Psychologie

Le monde entier apprend aux enfants à être indépendants, et il veut que les enfants dépendent de leurs parents. Le monde parle des avantages de communiquer avec ses pairs, mais à son avis, communiquer avec les parents est plus important. Sur quoi repose sa confiance ?

Psychologies : Votre vision de la parentalité aujourd'hui peut-elle être considérée comme non traditionnelle ?

Gordon Neufeld, psychologue canadien, auteur de Watch Out for Your Children : Peut-être. Mais en fait, ce n'est que le point de vue traditionnel. Et les problèmes auxquels les enseignants et les parents sont confrontés aujourd'hui sont une conséquence de la destruction des traditions qui s'est poursuivie au cours du siècle dernier.

De quels problèmes parles-tu ?

Manque de contact entre parents et enfants, par exemple. Il suffit de regarder les statistiques du traitement des parents avec enfants chez les psychothérapeutes. Ou une diminution des performances scolaires et même de la capacité même des enfants à apprendre à l'école.

Le point, apparemment, est que l'école d'aujourd'hui n'est pas en mesure d'établir des relations émotionnelles avec les élèves. Et sans cela, il est inutile de "charger" l'enfant d'informations, il sera mal absorbé.

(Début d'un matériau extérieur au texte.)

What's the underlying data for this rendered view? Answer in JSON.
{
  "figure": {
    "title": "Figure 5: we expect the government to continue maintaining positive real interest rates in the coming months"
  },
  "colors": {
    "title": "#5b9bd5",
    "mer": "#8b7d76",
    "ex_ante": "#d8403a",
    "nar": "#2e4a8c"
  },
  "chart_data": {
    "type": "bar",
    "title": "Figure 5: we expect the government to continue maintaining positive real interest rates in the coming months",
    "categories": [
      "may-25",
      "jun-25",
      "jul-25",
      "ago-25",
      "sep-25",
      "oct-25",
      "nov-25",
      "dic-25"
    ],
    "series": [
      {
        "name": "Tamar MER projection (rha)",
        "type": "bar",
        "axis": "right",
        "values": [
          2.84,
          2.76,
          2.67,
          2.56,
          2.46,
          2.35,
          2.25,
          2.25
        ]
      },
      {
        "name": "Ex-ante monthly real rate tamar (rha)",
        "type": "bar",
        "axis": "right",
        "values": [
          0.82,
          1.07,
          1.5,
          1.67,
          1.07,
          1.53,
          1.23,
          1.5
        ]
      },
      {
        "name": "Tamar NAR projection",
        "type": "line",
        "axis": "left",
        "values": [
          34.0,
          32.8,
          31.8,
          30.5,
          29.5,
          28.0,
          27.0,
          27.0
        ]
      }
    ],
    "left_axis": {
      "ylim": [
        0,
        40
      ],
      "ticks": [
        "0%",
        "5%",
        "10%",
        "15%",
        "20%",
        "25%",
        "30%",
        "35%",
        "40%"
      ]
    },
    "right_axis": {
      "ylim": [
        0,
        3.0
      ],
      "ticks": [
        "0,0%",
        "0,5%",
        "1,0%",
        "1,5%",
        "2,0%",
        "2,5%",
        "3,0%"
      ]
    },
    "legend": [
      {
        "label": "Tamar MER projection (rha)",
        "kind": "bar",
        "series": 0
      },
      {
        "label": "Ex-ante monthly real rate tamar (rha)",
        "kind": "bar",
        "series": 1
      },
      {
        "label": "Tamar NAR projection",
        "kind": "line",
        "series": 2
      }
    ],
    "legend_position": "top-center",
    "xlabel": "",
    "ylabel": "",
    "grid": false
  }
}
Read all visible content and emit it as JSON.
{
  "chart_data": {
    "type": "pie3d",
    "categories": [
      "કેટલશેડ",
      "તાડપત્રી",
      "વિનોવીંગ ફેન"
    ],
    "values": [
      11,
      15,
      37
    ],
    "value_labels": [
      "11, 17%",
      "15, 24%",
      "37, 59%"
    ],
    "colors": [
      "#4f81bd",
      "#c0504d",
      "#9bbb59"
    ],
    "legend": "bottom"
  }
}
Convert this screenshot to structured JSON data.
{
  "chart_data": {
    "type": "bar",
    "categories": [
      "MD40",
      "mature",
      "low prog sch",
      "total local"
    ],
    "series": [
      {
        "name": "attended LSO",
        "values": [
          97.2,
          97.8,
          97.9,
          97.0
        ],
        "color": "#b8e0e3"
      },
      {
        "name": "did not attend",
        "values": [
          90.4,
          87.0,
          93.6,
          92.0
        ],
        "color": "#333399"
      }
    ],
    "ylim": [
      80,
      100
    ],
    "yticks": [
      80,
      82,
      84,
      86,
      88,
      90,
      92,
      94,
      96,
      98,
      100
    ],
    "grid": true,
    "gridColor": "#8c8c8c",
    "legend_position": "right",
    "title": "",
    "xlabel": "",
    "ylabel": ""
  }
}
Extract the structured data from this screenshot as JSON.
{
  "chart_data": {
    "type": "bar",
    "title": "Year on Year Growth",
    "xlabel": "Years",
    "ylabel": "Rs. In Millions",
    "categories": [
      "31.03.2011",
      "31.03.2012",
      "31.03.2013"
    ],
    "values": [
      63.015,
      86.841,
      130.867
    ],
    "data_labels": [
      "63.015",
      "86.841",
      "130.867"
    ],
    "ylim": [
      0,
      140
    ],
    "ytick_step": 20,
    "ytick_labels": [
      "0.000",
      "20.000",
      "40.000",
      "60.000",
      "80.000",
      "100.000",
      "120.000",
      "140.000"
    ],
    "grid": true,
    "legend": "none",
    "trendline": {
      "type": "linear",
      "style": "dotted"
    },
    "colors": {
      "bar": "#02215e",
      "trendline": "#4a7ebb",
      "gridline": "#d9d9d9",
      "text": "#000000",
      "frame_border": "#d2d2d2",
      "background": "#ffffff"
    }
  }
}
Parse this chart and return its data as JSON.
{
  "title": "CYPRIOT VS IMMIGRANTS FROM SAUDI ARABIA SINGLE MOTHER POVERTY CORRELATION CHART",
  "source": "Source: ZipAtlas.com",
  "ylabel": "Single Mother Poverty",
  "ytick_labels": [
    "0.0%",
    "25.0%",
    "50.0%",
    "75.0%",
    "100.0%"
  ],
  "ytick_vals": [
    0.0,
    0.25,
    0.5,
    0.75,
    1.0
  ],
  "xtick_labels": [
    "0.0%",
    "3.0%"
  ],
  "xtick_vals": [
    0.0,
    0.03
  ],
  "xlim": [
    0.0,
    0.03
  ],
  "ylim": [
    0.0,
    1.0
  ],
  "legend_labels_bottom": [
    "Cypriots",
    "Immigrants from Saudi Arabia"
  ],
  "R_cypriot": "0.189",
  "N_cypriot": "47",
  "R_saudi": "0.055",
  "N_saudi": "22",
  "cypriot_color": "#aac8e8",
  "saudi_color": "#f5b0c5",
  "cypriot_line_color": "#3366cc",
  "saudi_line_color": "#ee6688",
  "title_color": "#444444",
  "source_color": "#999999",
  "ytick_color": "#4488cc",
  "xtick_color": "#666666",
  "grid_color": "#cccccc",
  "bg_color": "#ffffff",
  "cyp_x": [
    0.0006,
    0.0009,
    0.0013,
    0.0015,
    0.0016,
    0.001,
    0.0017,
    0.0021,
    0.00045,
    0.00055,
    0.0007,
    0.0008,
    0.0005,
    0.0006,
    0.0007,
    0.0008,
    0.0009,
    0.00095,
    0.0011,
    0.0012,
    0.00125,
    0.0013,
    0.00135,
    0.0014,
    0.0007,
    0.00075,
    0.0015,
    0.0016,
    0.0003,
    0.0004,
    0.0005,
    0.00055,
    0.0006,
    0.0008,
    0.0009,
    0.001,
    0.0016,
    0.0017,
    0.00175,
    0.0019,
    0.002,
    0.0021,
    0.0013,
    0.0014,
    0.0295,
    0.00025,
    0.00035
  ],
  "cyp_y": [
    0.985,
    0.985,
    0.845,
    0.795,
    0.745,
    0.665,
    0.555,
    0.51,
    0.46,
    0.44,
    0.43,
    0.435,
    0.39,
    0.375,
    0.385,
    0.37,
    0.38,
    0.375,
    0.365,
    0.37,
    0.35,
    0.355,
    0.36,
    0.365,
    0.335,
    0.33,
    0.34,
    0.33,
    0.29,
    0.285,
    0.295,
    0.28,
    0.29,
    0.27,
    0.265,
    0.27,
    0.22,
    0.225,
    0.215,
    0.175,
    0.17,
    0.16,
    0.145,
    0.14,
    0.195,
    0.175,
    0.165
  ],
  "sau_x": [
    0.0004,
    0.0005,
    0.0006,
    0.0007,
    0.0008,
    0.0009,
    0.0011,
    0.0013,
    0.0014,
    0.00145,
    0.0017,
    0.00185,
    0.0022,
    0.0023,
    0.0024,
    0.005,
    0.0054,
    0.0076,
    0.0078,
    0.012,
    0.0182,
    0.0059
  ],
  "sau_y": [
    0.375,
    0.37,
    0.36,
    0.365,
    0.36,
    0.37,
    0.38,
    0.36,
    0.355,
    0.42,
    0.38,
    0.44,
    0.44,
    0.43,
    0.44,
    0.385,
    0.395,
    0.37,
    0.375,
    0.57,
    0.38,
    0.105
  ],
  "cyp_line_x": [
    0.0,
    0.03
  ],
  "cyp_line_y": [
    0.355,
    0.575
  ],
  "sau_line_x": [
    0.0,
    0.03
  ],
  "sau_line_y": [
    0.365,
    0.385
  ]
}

Si un enfant apprécie l'opinion de son père et de sa mère, il n'a pas besoin d'être forcé une fois de plus

Il y a environ 100-150 ans, l'école s'inscrivait dans le cercle des affections de l'enfant, qui surgissent au tout début de sa vie. Les parents ont parlé de l'école où leur fils ou leur fille étudiera et des enseignants qui leur ont enseigné eux-mêmes.

Aujourd'hui l'école est sortie du cercle des attachements. Il y a beaucoup d'enseignants, chaque matière a la sienne, et il est plus difficile de nouer des relations affectives avec eux. Les parents se disputent avec l'école pour une raison quelconque et leurs histoires ne contribuent pas non plus à une attitude positive. En général, le modèle traditionnel s'est effondré.

Pourtant, la responsabilité du bien-être émotionnel incombe à la famille. Votre idée qu'il est bon pour les enfants de dépendre émotionnellement de leurs parents semble audacieuse...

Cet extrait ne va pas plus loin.